У островных народов если хотелось парочке пожить вместе — они жили.
Разве, добрый жених давал подарки родне жены. Надоел муж жене — та уходила. Все, что мог сделать муж — потребовать у родни вернуть подарки.
Хотелось жене пожить с приятелем мужа, она спрашивала мужа, а не шамана.
Надоедала мужу, тот уходил. Все равно дети принадлежали родне жены, а рожденные от одного отца и разных матерей даже родственниками не считались. Оторвавшиеся от родины и церкви старовояжные промышленные находили местные обычаи разумными. Когда монахи стали препятствовать блуду в казармах, они завозмущались.
На седобородом архимандрите драный подрясник висел как на пугале.
Почерневшие пальцы не отпаривались в бане. Молодые монахи выглядели не лучше: постились постом истинным, хватались за самую грязную работу, а по ночам, укутавшись в черные мантии, сходились на братскую молитву. Осип Прянишников, имевший охоту в духовном звании, пробовал отстоять всенощную наравне с ними. Братия пела, читала катавасию, антифоны и акафисты. Осип собрал все силы, чтобы достоять до полуночи, а после с ужасом понял, что бдение не кончится до утра. За полночь, без сил, он дополз до нар и упал, стыдясь своей немощи.
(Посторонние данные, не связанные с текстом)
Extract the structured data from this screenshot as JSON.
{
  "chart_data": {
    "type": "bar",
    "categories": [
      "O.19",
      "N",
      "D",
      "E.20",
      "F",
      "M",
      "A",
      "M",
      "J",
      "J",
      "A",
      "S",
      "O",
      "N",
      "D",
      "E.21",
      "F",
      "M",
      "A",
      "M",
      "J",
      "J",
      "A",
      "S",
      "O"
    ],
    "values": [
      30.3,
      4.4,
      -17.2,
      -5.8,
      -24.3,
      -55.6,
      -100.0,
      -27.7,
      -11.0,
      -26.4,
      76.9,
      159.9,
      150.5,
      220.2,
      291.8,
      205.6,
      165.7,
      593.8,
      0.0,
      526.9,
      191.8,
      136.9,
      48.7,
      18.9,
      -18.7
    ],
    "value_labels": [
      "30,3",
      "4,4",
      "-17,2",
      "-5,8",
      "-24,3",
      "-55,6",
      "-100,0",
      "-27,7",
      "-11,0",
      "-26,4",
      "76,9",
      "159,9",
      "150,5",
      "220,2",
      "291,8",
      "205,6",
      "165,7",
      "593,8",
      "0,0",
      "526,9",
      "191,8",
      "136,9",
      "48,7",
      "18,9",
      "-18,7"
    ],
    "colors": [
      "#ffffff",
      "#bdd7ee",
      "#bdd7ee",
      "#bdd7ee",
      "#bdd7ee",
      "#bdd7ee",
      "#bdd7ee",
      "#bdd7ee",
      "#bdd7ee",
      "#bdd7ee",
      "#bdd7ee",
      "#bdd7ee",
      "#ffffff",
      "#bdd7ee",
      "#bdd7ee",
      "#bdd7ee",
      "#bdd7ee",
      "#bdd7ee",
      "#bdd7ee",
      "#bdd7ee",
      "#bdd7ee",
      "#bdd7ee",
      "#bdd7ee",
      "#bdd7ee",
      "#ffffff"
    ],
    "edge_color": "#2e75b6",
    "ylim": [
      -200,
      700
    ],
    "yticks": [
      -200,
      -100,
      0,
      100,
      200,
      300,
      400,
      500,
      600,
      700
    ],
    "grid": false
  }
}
Баранов, обходя караулы на стенах, задержался на сторожевой башне возле старовояжного стрелка Алексашки Молева. У того заканчивался контракт с Компанией. Почти пять лет назад на галиоте «Три Святителя» под началом Митьки Бочарова они вместе уходили из Охотска. В пути пришлось хлебнуть лиха. Еще возле Камчатки на судне потекли бочки с водой. Вскоре среди команды и пассажиров начались болезни. На Уналашке заправились водой, утром хотели следовать дальше, но случился такой шторм, что галиот разбился прямо в бухте.
Зимовали на Уналашке голодно. Молев с алеутами пошел к Кадьяку на байдарах за помощью, но был побит в пути и с немногими выжившими вернулся ни с чем. Весной экипаж разделился: Бочаров с бывалыми людьми отправился на байдарах к северу, описывать Бристольский залив, Баранов с промышленными, тоже на байдарах, продолжили путь к Кадьяку. Часть команды осталась ремонтировать галиот. Стрелок Молев за четыре года дважды переболел цингой и потерял все зубы. Теперь беззлобно упрекал управляющего, шамкая впалыми губами и брызгая слюной:
— Стою вот, вспоминаю, как мою партию перебили, как шли с тобой на байдарах с Уналашки: от острова к острову, а ты не вставал: месяца полтора, провалялся в байдаре, скрученный хворью?! Брехал нам, дуракам, какие города построим, со всем белым светом торговать будем, заживем на краю земли в богатстве и роскоши… Вот уже и контракт кончается, — стрелок растянул в усмешке впалые губы. — Сыты никогда не были, сквернились всякой дрянью, лишь бы брюхо набить. А для чего? Кого из старовояжных не спрошу, никто не может ответить.